I never did anything with random numbers, so I cannot help you there, but I think there are some intrinsic functions in fortran for that. I'll check it out, and report tomorrow. As for the 3rd question, I'm not sure what you ment (you don't know how many lines of data you'll be having in a file ? or ?)
You'll want to check your compiler manual for the specific random number generator function, but chances are it generates random numbers between 0 and 1. This is easy to handle - you just scale the interval to be the proper width, then shift it to match the proper starting point: i.e. to map r in [0, 1] to s in [a, b], use s = r*(b-a) + a, where r is the value you got from your random number generator and s is a random value in the range you want.
Idigas's answer covers your second question well - read in data using formatted input, then use them as you would any other variable.
For your third question, you will need to define how many lines there are in the text file only if you want to do something with all of them - if you're looking at reading the line, processing it, then moving on, you can get by without knowing the number of lines ahead of time.
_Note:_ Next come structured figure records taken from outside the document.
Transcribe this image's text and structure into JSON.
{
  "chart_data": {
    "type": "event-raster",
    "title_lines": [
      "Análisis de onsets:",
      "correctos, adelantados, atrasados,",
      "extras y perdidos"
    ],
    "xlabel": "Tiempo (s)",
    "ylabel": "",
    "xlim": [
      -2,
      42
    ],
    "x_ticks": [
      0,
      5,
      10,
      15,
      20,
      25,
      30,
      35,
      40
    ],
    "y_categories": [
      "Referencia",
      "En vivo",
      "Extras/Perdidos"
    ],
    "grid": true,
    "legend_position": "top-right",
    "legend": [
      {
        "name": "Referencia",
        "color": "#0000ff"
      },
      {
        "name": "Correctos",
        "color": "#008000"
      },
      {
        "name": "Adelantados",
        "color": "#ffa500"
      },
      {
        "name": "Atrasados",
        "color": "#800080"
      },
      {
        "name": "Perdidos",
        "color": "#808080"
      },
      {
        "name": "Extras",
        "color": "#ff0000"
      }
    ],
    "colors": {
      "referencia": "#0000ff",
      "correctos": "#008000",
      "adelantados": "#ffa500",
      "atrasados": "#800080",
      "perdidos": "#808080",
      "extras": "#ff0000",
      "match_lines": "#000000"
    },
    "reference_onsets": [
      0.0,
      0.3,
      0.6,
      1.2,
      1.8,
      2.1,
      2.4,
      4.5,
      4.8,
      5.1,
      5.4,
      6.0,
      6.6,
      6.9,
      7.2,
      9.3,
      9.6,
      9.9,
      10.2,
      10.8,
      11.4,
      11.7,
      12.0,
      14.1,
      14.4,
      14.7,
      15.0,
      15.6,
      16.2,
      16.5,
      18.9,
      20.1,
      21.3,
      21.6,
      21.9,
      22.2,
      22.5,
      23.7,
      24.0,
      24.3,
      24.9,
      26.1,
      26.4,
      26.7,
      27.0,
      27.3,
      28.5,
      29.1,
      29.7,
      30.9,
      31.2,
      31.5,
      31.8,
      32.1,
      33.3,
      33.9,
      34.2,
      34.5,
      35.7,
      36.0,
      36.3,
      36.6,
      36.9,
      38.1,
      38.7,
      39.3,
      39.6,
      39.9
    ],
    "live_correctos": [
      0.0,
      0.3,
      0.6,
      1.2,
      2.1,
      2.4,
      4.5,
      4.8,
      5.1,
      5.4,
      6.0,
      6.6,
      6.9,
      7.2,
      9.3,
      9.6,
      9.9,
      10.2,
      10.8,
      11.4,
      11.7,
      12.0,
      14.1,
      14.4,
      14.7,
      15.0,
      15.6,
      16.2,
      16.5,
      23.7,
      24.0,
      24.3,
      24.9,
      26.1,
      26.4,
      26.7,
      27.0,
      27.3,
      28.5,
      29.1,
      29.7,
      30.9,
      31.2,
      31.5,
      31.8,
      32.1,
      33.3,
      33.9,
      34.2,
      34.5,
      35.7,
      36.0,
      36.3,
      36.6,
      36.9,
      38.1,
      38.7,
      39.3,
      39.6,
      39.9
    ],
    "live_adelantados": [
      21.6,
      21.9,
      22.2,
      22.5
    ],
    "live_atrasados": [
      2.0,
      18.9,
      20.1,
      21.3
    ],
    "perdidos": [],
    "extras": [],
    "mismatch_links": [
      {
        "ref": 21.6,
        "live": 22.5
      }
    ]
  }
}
However, if you are looking to store all the values in the file (e.g. having arrays of temperature, humidity, and pressure so you can compute vapor pressure statistics), you'll need to set up storage somehow. Typically in FORTRAN 77, this is done by pre-allocating an array of a size larger than you think you'll need, but this can quickly become problematic. Is there any chance of switching to Fortran 90? The updated version has much better facilities for dealing with standardized dynamic memory allocation, not to mention many other advantages. I would strongly recommend using F90 if at all possible - you will make your life much easier.
Another option, depending on the type of processing you're doing, would be to investigate algorithms that use only single passes through data, so you won't need to store everything to compute things like means and standard deviations, for example.
This subroutine generate a random number in fortran 77 between 0 and ifin
where i is the seed; some great number such as 746397923
subroutine rnd001(xi,i,ifin)
integer*4 i,ifin
real*8 xi
i=i*54891
xi=i*2.328306e-10+0.5D00
xi=xi*ifin
return
end
You may modifies in order to take a certain range.